# Assignment: Vision Transformers on CIFAR10

In [1]:
#imports
from __future__ import print_function
import os
import random
import torch
import torch.nn as nn
import torch.nn.parallel
import torch.backends.cudnn as cudnn
import torch.optim as optim
import torch.utils.data
import torchvision.datasets as dset
import torchvision.transforms as transforms
import torchvision.utils as vutils


In [2]:
#loading the dataset
dataset = dset.CIFAR10(root="./data", download=True,
                           transform=transforms.Compose([
                               transforms.Resize(64),
                               transforms.ToTensor(),
                               transforms.Normalize((0.5, 0.5, 0.5), (0.5, 0.5, 0.5)),
                           ]))
nc=3

dataloader = torch.utils.data.DataLoader(dataset, batch_size=128,
                                         shuffle=True, num_workers=2)


In [3]:
#checking the availability of cuda devices
device = 'cuda' if torch.cuda.is_available() else 'cpu'

## Tasks:
* try to get the best test Accuracy on Cifar10 using a transformer model
* pre-trained models allowed - see [here](https://docs.pytorch.org/vision/main/models/vision_transformer.html) for list of models in TorchVision
* **hint**: just like with the CNN in Week 5 - wee need to change the classification layer to fit our 10 class CIFAR-10 problem before we can fine-tune it...
* **hint**: Transformers need a lot of compute + memory - use the A100 GPU



In [4]:
 !pip install -q timm pandas requests

In [5]:

import torch
import torch.nn as nn
import torchvision
import torchvision.transforms as transforms
from timm.models import create_model

# Modell definieren (mit Upsample-Schicht vorne)
class DeiTWithUpsample(nn.Module):
    def __init__(self):
        super().__init__()
        self.upsample = nn.Upsample(size=(224, 224), mode='bilinear', align_corners=False)
        self.model = create_model('deit_base_patch16_224', pretrained=True)
        self.model.head = nn.Linear(self.model.head.in_features, 10)

    def forward(self, x):
        x = self.upsample(x)
        return self.model(x)








In [6]:
# Setup
device = torch.device("cuda" if torch.cuda.is_available() else "cpu")
model = DeiTWithUpsample().to(device)

# Daten ohne Resize laden
transform = transforms.Compose([
    transforms.ToTensor(),
    transforms.Normalize([0.5]*3, [0.5]*3),
])

trainset = torchvision.datasets.CIFAR10(root='./data', train=True, download=True, transform=transform)
trainloader = torch.utils.data.DataLoader(trainset, batch_size=64, shuffle=True)

# Loss und Optimizer
criterion = nn.CrossEntropyLoss()
optimizer = torch.optim.Adam(model.parameters(), lr=1e-4)

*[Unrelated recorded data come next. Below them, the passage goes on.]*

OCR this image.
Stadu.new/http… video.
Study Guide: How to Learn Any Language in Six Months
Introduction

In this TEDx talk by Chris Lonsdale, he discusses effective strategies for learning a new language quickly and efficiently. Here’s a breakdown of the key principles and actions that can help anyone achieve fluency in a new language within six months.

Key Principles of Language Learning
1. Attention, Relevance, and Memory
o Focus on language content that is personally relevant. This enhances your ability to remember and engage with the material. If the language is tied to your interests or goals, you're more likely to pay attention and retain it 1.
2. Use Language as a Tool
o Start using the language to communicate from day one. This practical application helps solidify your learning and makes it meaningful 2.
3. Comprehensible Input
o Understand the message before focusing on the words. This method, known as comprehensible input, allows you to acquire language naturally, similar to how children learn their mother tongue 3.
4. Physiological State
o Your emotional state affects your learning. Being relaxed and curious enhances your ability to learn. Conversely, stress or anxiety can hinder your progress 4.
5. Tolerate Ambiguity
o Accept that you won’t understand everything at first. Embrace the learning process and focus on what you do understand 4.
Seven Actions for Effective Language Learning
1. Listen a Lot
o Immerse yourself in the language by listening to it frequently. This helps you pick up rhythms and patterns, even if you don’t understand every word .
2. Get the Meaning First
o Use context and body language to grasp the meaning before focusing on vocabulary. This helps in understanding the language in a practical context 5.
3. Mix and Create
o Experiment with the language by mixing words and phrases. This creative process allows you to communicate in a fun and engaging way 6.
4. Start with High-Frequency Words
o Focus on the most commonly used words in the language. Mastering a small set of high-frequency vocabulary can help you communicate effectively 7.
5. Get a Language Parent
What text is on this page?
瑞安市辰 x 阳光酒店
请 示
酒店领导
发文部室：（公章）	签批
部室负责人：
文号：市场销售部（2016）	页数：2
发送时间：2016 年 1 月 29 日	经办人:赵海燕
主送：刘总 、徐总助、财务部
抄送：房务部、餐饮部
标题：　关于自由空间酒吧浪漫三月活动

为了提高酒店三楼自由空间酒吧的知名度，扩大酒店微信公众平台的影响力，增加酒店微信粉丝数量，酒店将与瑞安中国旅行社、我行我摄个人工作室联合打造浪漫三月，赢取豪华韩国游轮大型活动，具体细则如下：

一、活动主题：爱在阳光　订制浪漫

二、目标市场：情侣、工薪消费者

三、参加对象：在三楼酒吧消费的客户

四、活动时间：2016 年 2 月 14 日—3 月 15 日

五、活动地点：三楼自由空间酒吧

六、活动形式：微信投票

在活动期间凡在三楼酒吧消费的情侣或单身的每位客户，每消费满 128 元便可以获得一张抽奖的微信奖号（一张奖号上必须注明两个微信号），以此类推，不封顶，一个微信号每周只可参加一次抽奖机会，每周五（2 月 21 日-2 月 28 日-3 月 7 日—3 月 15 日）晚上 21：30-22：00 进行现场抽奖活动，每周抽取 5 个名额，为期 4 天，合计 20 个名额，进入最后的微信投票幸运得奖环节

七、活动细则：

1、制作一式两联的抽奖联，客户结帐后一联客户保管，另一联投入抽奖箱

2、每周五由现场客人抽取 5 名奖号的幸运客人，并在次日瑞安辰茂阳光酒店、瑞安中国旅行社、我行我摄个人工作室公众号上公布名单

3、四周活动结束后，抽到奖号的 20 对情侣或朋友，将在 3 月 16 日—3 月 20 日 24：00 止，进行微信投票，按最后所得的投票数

The secret `HF_TOKEN` does not exist in your Colab secrets.
To authenticate with the Hugging Face Hub, create a token in your settings tab (https://huggingface.co/settings/tokens), set it as secret in your Google Colab and restart your session.
You will be able to reuse this secret in all of your notebooks.
Please note that authentication is recommended but still optional to access public models or datasets.


In [8]:
num_epochs = 5

for epoch in range(num_epochs):
    # Training
    model.train()
    running_loss = 0.0
    correct = 0
    total = 0

    for inputs, labels in trainloader:
        inputs, labels = inputs.to(device), labels.to(device)

        optimizer.zero_grad()
        outputs = model(inputs)
        loss = criterion(outputs, labels)
        loss.backward()
        optimizer.step()

        running_loss += loss.item()
        _, predicted = outputs.max(1)
        total += labels.size(0)
        correct += predicted.eq(labels).sum().item()

    train_loss = running_loss / len(trainloader)
    train_acc = 100. * correct / total



    print(f"Epoch {epoch+1}/{num_epochs}, Train Loss: {train_loss:.4f}, Train Acc: {train_acc:.2f}%")

print("Training abgeschlossen.")


Epoch 1/5, Train Loss: 0.1020, Train Acc: 96.74%
Epoch 2/5, Train Loss: 0.0463, Train Acc: 98.47%
Epoch 3/5, Train Loss: 0.0358, Train Acc: 98.79%
Epoch 4/5, Train Loss: 0.0289, Train Acc: 99.07%
Epoch 5/5, Train Loss: 0.0262, Train Acc: 99.08%
Training abgeschlossen.